Reference numeral 302 denotes a pressure member which is provided in a hole 303 a, which is formed at the planar distal end portion of the tip lever 303, to be capable of moving vertically. Usually, the pressure member 302 is lifted by a spring 306. However, when the solenoid 9 is actuated, the pressure member 302 is pressed by the link lever 301 to move downward while resisting the spring 306.
A frictional member 305 formed of, for example, rubber is provided at a lower end of the pressure member 302 pressing the sheet S. When the tip lever 303 moves downward, the frictional member 305 retracted in the hole 303 a as shown in FIG. 9 projects from a lower surface of the tip lever 303 to hold a surface of the sheet S. Note that, in this structure, the tip lever 303 is also urged downward via the pressure member 302 and the spring 306.
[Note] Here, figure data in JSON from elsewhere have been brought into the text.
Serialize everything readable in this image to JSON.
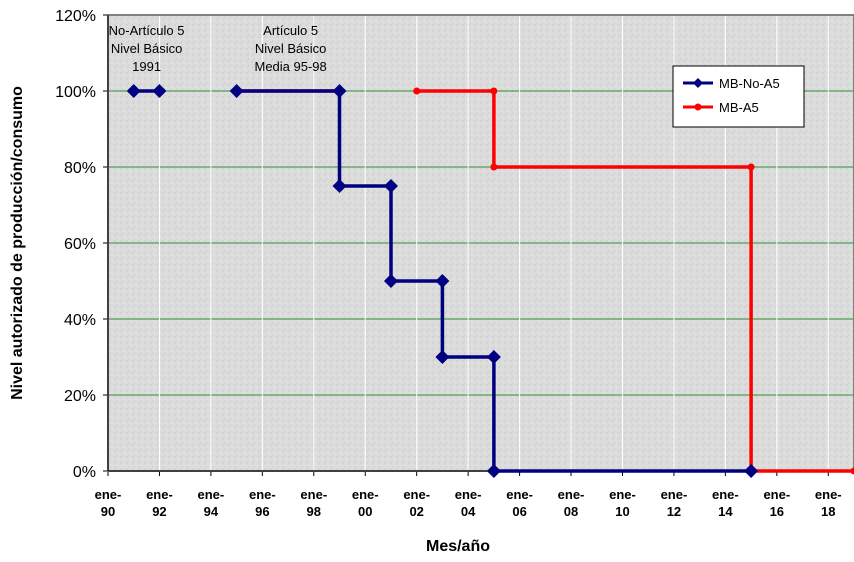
{
  "chart_data": {
    "type": "line",
    "xlabel": "Mes/año",
    "ylabel": "Nivel autorizado de producción/consumo",
    "x_ticks": [
      {
        "year": 1990,
        "label": [
          "ene-",
          "90"
        ]
      },
      {
        "year": 1992,
        "label": [
          "ene-",
          "92"
        ]
      },
      {
        "year": 1994,
        "label": [
          "ene-",
          "94"
        ]
      },
      {
        "year": 1996,
        "label": [
          "ene-",
          "96"
        ]
      },
      {
        "year": 1998,
        "label": [
          "ene-",
          "98"
        ]
      },
      {
        "year": 2000,
        "label": [
          "ene-",
          "00"
        ]
      },
      {
        "year": 2002,
        "label": [
          "ene-",
          "02"
        ]
      },
      {
        "year": 2004,
        "label": [
          "ene-",
          "04"
        ]
      },
      {
        "year": 2006,
        "label": [
          "ene-",
          "06"
        ]
      },
      {
        "year": 2008,
        "label": [
          "ene-",
          "08"
        ]
      },
      {
        "year": 2010,
        "label": [
          "ene-",
          "10"
        ]
      },
      {
        "year": 2012,
        "label": [
          "ene-",
          "12"
        ]
      },
      {
        "year": 2014,
        "label": [
          "ene-",
          "14"
        ]
      },
      {
        "year": 2016,
        "label": [
          "ene-",
          "16"
        ]
      },
      {
        "year": 2018,
        "label": [
          "ene-",
          "18"
        ]
      }
    ],
    "y_ticks": [
      "0%",
      "20%",
      "40%",
      "60%",
      "80%",
      "100%",
      "120%"
    ],
    "xlim": [
      1990,
      2019
    ],
    "ylim": [
      0,
      120
    ],
    "grid": "horizontal and vertical",
    "legend": "top-right",
    "annotations": [
      {
        "lines": [
          "No-Artículo 5",
          "Nivel Básico",
          "1991"
        ],
        "year": 1991.5
      },
      {
        "lines": [
          "Artículo 5",
          "Nivel Básico",
          "Media 95-98"
        ],
        "year": 1997.1
      }
    ],
    "series": [
      {
        "name": "MB-No-A5",
        "color": "#000080",
        "marker": "diamond",
        "x": [
          1991,
          1992,
          null,
          1995,
          1999,
          1999,
          2001,
          2001,
          2003,
          2003,
          2005,
          2005,
          2015
        ],
        "y": [
          100,
          100,
          null,
          100,
          100,
          75,
          75,
          50,
          50,
          30,
          30,
          0,
          0
        ]
      },
      {
        "name": "MB-A5",
        "color": "#ff0000",
        "marker": "circle",
        "x": [
          1995,
          1999,
          null,
          2002,
          2005,
          2005,
          2015,
          2015,
          2019
        ],
        "y": [
          100,
          100,
          null,
          100,
          100,
          80,
          80,
          0,
          0
        ]
      }
    ]
  }
}
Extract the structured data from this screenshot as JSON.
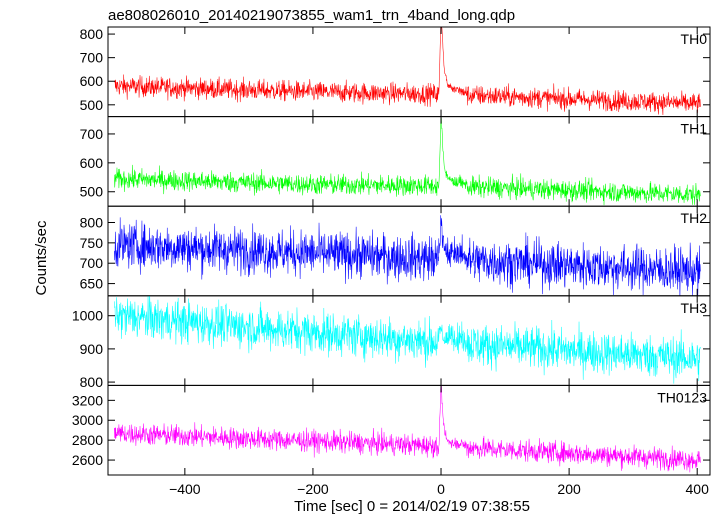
{
  "chart_data": {
    "type": "line",
    "title": "ae808026010_20140219073855_wam1_trn_4band_long.qdp",
    "xlabel": "Time [sec] 0 = 2014/02/19 07:38:55",
    "ylabel": "Counts/sec",
    "xlim": [
      -520,
      420
    ],
    "xticks": [
      -400,
      -200,
      0,
      200,
      400
    ],
    "xtick_labels": [
      "−400",
      "−200",
      "0",
      "200",
      "400"
    ],
    "grid": false,
    "panels": [
      {
        "name": "TH0",
        "color": "#ff0000",
        "ylim": [
          450,
          830
        ],
        "yticks": [
          500,
          600,
          700,
          800
        ],
        "baseline": [
          [
            -510,
            580
          ],
          [
            -200,
            555
          ],
          [
            0,
            545
          ],
          [
            400,
            505
          ]
        ],
        "noise": 22,
        "burst": {
          "t": [
            -3,
            0,
            2,
            4,
            6,
            10,
            20,
            40
          ],
          "y": [
            560,
            900,
            800,
            690,
            630,
            590,
            565,
            545
          ]
        }
      },
      {
        "name": "TH1",
        "color": "#00ff00",
        "ylim": [
          450,
          760
        ],
        "yticks": [
          500,
          600,
          700
        ],
        "baseline": [
          [
            -510,
            545
          ],
          [
            -200,
            525
          ],
          [
            0,
            520
          ],
          [
            400,
            490
          ]
        ],
        "noise": 18,
        "burst": {
          "t": [
            -3,
            0,
            2,
            4,
            6,
            10,
            20,
            40
          ],
          "y": [
            530,
            760,
            690,
            620,
            575,
            550,
            530,
            520
          ]
        }
      },
      {
        "name": "TH2",
        "color": "#0000ff",
        "ylim": [
          620,
          840
        ],
        "yticks": [
          650,
          700,
          750,
          800
        ],
        "baseline": [
          [
            -510,
            745
          ],
          [
            -200,
            725
          ],
          [
            0,
            710
          ],
          [
            400,
            680
          ]
        ],
        "noise": 28,
        "burst": {
          "t": [
            -3,
            0,
            2,
            6,
            15,
            40
          ],
          "y": [
            715,
            810,
            760,
            730,
            715,
            705
          ]
        }
      },
      {
        "name": "TH3",
        "color": "#00ffff",
        "ylim": [
          790,
          1060
        ],
        "yticks": [
          800,
          900,
          1000
        ],
        "baseline": [
          [
            -510,
            1000
          ],
          [
            -200,
            950
          ],
          [
            0,
            920
          ],
          [
            400,
            870
          ]
        ],
        "noise": 32,
        "burst": {
          "t": [
            -3,
            0,
            3,
            10,
            40
          ],
          "y": [
            925,
            960,
            930,
            920,
            915
          ]
        }
      },
      {
        "name": "TH0123",
        "color": "#ff00ff",
        "ylim": [
          2450,
          3350
        ],
        "yticks": [
          2600,
          2800,
          3000,
          3200
        ],
        "baseline": [
          [
            -510,
            2870
          ],
          [
            -200,
            2790
          ],
          [
            0,
            2740
          ],
          [
            400,
            2600
          ]
        ],
        "noise": 55,
        "burst": {
          "t": [
            -3,
            0,
            2,
            4,
            6,
            10,
            20,
            40
          ],
          "y": [
            2760,
            3400,
            3150,
            2950,
            2850,
            2790,
            2760,
            2740
          ]
        }
      }
    ]
  }
}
The pressure member 302 including the frictional member 305 at the lower end thereof is provided at the distal end portion of the tip lever 303. The pressure member 302 is urged and pushed down by an urging unit constituted by the solenoid 9 and the link lever 301 to hold the sheet S. The tip lever 302 is also urged downward via the pressure member 302 and the spring 306. Consequently, it is possible to increase a force against a push-out force of a subsequent sheet.
In the above explanation, the solenoid is used as the actuator constituting the urging unit for urging the upper guide 12. However, a motor or the like may be used as the actuator.
This application claims priority from Japanese Patent Application No. 2004-322357 filed on Nov. 5, 2004, which is hereby incorporated by reference herein.